If you're wondering exactly how TokuMX magic works, then welcome
to their website . Here I will not tell what it is and how to configure it, but I will share the results of surface testing. My tests do not pretend to scientific accuracy and have the main purpose to show what will happen in my real systems if I switch from Mongi to current.
Transparency transition:')
With this, everything is fine. None of my tests covering work with Monga (about 200) had any problems. Everything that worked with Monga works with current. Integration tests also did not reveal any problems, i.e. in my case, you can redirect client systems to TokuMX addresses and they will continue to work without noticing the substitution. I did not test the mode of hybrid work with a current in one replica set, but I suspect that this will work as well.
Recording Testing:Tests were performed on 2 identical virtual machines with 2 processors for each, 20G disk and 1G RAM. The host computer is MBPR i7, SSD, 16G RAM. Entry (trade candles) in one day, total 1.4M candles. The average record size is 270 bytes. 3 additional indexes (one simple, 2 composite).

As you can see, there is a difference and TokuMX is really faster. Of course not in the promised 20 times, but not bad either. Although at the same time there is a significantly greater load on the processor, but this can be expected due to compression.
The size of the data + indexes in TokuMX was also smaller than that of Mongi, but only
1.6 times .
Reading Testing:Reading was tested in a mode close to real use. All quick queries (by ticker) were carried out repeatedly for a random sample of 200 tickers, only 10,000 queries, the result was averaged. Interval (in time) requests were conducted for 10 random intervals and also repeatedly. The same requests were sent to Mongu and current in the same order. The main goal of this test was to create an activity as close as possible to the real one. The time is given in microseconds.
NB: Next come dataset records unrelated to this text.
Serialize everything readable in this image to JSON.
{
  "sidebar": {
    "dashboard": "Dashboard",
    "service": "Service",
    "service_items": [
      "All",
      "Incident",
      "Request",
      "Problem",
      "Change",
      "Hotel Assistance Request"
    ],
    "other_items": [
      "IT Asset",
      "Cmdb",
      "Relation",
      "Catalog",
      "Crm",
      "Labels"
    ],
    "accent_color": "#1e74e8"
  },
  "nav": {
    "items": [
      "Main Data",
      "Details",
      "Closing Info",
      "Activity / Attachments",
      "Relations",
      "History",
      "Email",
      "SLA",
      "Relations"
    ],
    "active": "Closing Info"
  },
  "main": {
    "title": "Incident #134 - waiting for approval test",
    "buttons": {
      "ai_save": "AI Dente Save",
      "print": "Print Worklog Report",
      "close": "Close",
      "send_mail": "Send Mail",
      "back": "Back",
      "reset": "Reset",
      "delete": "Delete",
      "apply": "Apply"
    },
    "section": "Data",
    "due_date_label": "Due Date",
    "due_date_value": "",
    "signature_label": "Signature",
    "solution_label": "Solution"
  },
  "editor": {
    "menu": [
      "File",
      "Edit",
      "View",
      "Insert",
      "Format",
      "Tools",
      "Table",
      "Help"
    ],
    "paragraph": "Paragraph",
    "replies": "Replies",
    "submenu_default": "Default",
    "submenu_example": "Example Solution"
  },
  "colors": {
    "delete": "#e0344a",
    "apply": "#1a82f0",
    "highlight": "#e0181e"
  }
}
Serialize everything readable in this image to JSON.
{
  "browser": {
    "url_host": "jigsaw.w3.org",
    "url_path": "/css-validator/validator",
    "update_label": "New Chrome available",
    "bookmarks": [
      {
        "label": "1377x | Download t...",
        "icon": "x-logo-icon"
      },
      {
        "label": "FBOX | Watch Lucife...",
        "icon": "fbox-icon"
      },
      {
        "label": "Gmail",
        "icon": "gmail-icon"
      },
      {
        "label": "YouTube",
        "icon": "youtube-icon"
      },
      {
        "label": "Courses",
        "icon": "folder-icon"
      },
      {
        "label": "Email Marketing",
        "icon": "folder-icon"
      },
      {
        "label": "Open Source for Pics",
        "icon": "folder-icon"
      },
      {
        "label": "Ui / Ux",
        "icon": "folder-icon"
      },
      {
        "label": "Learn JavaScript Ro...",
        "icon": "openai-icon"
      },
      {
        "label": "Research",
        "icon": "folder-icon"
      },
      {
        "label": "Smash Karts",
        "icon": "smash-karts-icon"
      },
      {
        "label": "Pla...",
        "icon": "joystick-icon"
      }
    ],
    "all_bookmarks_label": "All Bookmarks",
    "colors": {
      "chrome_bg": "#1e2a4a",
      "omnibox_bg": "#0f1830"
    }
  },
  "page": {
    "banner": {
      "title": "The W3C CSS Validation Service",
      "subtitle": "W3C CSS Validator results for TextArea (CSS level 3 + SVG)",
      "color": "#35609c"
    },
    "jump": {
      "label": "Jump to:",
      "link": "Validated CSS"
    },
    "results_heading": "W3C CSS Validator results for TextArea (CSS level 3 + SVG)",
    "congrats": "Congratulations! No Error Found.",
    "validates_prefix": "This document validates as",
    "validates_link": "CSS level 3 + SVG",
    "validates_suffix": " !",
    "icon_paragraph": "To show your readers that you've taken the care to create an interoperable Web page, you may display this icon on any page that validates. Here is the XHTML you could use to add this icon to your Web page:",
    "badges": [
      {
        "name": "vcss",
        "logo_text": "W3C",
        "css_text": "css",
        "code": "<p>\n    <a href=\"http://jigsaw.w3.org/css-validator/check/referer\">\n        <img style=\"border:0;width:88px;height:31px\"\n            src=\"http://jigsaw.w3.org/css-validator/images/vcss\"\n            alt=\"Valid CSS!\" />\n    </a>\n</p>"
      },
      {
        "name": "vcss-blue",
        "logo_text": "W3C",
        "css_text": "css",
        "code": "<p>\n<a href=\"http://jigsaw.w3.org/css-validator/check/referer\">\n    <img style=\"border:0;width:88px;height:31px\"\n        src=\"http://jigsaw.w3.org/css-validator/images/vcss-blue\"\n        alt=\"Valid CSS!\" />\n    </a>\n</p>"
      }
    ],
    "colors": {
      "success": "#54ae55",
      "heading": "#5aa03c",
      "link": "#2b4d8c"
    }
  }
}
Not believing my eyes, I conducted these tests many times and a similar result (with small fluctuations) was repeated steadily. In all my tests, a similar difference, where mongo overtakes tokumx one and a half to three times, was invariably reproduced.
Deciding that the possible thing is that TokuMX needs more CPU, I had an unequal battle where a virtual machine with toku with 4 processors competed with Monga on two. The result is somewhat better, but still the mongo remains faster even in these unequal conditions (the difference is 1.4 times on average). The only test in which the current went around Mongu (almost 2 times) is the last one - all the candles for the day.
Thinking how to test all this again, I reduced the amount of RAM for both contestants so that the data set does not fit in memory. Here are the results:

In general, this result looks even worse and the difference of 12 times does not cause much optimism. However, the first two tests are noticeably closer to Monga, and in my case, the overall result will probably be comparable, since I have many times more similar “improved” requests than sagging heavily.
In the process of testing in a small amount of memory, I came across some strange current feature - if the specified cache size does not fit in the available RAM, the current simply cuts off the answer and of course the client side from this comes in great bewilderment and starts screaming that the data ended earlier than expected.
And one more thing - in all these tests was mongo “out of the box”. For TokuMX, I relaxed in the last test - I activated direct IO and set the cache size as recommended by them in the manual.
Findings:My preliminary conclusion is: the fact that TokuMX writes about itself, namely “20 times faster and 9 times smaller out of the box,” is not entirely true in my case. Virtually all read operations were slower (sometimes much slower) in TokuMX and the frighteningly quiet circumcision of the answer is also not encouraging. For me, transaction support, write acceleration by 1.4 times (there is no lock to the base, but only to the document) and a 1.6-fold gain in data size does not cost much of the performance of all read operations.